You might find it useful to have a separate notebook for each TMA, and it always helps to have a neat and tidy study space.
"Highlight all the key words from the prompt. This will help you actively read the case study or TMA materials so you then are able to answer everything that is being asked, and thus deliver a strong TMA."
"Make sure you have a look at the tma in full as soon as you can. More often than not you’ll end up finding some of the answers as you are reading through the work"
"Always have the question and guidance notes to hand, refer back to them all the time whilst you’re writing"
"Make sure you know what the tutor will be marking you on, if for example, the TMA says they'll be marking you on your method and not the final product, take it as it is and focus on explaining your methods."
4 Jump right in!
"Just get something on the page, doesn't matter if it makes full sense or not. Its always easier to go back and edit an answer than just stare at a blank page."
The first step is sometimes the hardest, but once you're over that first hurdle, you'll be on a roll.
In need of a little motivation?

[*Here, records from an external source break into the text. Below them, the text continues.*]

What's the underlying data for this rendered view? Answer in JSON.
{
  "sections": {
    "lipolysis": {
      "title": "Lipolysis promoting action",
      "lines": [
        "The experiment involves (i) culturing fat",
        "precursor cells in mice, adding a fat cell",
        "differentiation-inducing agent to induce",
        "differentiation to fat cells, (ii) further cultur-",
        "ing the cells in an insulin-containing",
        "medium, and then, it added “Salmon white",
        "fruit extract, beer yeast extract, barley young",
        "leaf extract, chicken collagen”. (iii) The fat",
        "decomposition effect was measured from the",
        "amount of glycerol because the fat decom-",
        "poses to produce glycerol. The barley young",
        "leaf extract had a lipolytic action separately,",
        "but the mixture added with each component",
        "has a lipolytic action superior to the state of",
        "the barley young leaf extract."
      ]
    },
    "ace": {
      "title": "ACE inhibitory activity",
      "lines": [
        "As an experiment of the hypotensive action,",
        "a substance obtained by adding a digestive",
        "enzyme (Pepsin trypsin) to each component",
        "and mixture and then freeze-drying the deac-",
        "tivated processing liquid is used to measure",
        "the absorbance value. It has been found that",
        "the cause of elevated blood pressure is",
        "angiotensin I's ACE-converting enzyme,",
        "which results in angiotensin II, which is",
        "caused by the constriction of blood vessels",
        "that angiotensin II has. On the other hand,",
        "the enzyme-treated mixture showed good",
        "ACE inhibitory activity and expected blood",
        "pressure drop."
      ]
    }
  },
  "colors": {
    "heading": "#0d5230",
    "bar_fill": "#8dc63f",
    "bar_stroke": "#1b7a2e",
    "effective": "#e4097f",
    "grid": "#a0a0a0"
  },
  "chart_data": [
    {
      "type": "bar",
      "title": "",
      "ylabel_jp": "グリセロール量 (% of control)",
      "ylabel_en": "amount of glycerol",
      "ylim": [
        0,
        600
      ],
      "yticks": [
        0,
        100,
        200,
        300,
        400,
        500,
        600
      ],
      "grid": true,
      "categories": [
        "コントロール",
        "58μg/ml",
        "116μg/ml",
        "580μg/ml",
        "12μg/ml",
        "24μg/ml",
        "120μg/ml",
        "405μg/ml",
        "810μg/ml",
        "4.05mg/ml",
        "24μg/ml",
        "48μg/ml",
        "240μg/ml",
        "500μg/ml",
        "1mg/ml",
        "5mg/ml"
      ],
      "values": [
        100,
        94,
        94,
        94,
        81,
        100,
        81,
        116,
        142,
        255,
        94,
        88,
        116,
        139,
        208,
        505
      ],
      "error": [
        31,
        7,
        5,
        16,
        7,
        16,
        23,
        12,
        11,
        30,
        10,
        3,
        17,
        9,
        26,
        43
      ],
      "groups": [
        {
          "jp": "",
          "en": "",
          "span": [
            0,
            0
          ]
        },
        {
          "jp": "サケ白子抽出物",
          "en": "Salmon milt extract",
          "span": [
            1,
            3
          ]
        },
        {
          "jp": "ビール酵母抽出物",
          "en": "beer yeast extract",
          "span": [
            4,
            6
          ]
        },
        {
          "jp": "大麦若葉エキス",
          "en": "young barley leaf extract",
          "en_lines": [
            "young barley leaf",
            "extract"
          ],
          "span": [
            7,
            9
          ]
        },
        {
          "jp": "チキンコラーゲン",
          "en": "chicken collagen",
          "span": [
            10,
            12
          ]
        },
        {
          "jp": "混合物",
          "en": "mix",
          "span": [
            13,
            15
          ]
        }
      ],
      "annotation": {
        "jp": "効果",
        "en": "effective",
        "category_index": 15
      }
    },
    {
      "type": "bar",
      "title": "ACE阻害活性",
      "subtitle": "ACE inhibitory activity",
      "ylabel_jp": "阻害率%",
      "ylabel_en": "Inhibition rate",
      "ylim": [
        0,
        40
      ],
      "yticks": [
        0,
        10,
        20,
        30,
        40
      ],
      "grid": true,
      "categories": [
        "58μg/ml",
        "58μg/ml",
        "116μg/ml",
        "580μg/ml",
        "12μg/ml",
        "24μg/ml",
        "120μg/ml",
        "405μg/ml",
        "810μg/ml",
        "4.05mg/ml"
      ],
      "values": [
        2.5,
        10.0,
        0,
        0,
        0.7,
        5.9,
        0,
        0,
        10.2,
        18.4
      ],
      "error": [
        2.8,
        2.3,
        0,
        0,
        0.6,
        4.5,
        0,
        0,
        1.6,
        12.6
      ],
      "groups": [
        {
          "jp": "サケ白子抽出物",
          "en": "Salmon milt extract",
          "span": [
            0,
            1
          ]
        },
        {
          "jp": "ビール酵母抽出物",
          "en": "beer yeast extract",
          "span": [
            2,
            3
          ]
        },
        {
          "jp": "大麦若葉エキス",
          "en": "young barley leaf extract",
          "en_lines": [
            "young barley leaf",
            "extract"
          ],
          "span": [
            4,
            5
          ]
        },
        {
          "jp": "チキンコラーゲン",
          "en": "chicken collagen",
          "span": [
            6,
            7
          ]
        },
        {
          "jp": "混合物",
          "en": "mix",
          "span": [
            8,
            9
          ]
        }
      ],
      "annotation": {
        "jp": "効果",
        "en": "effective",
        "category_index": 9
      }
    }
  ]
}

Get some tunes blasting from our Great Mood Generator.
5 Get into good habits
"Post it notes marking the recommended reading pages in textbooks - makes it so much easier to reference quickly."
"Reference as you go along, not at the end - much easier especially with longer assignments"
We also recently published a really useful good academic practices article by current OU Students Vice President Education, Cinnomen McGuigan.
6 Be concise
"Answer the question!"
"Don’t add any extras to the answers. Only give what is requested."
Somtimes it can be tempting to get over-excited with showing off your knowledge. Keep in mind that you have a specific question to answer and a tight word count to stick to.
7 Always double check
"1. Read the question. 2. Answer the question. 3. Read the question again and see if you have actually answered the right question accurately and fully!"
"Edit always on a printed copy."
It can be temping to skip proof-reading and click submit, but this might lead to missing a typo or worse. Make sure you check you've answered the question, used the correct terms, and maximised readability if you can.
If you have access to a printer, you may find it helpful to proof read on a printed copy of your assignment. Use highlighters, make notes for adjustments, and circle spellings that need to be changed.
8 Give yourself plenty of time
"Don't leave it to the night before"
"Start early, at least so you can relate what you’re learning to what’s needed of you. I keep a checking list and a ‘notes’ document so I can thrash out ideas as I go, then hopefully pull it altogether"
"Print them/book them early, read them and work out what part of the course each question relates to. Then answer Q's as you progress. Nothing worse than starting a TMA and thinking "Urgh I did this weeks ago now, can't remember how I did it!"
"Get it done with time to spare."
9 Reward yourself!
"Once it's gone, forget about it, as you're bound to think of 101 ways you could have made it better, or notice a spelling error that wasn't there the first 100 times you checked it!"
"Lots of wine and chocolate!"
Completing your first TMA is no mean feat. Give yourelf a pat on the back and take a break before rewarding yourself with some snacks or your favourite activity. Self-care is for study too!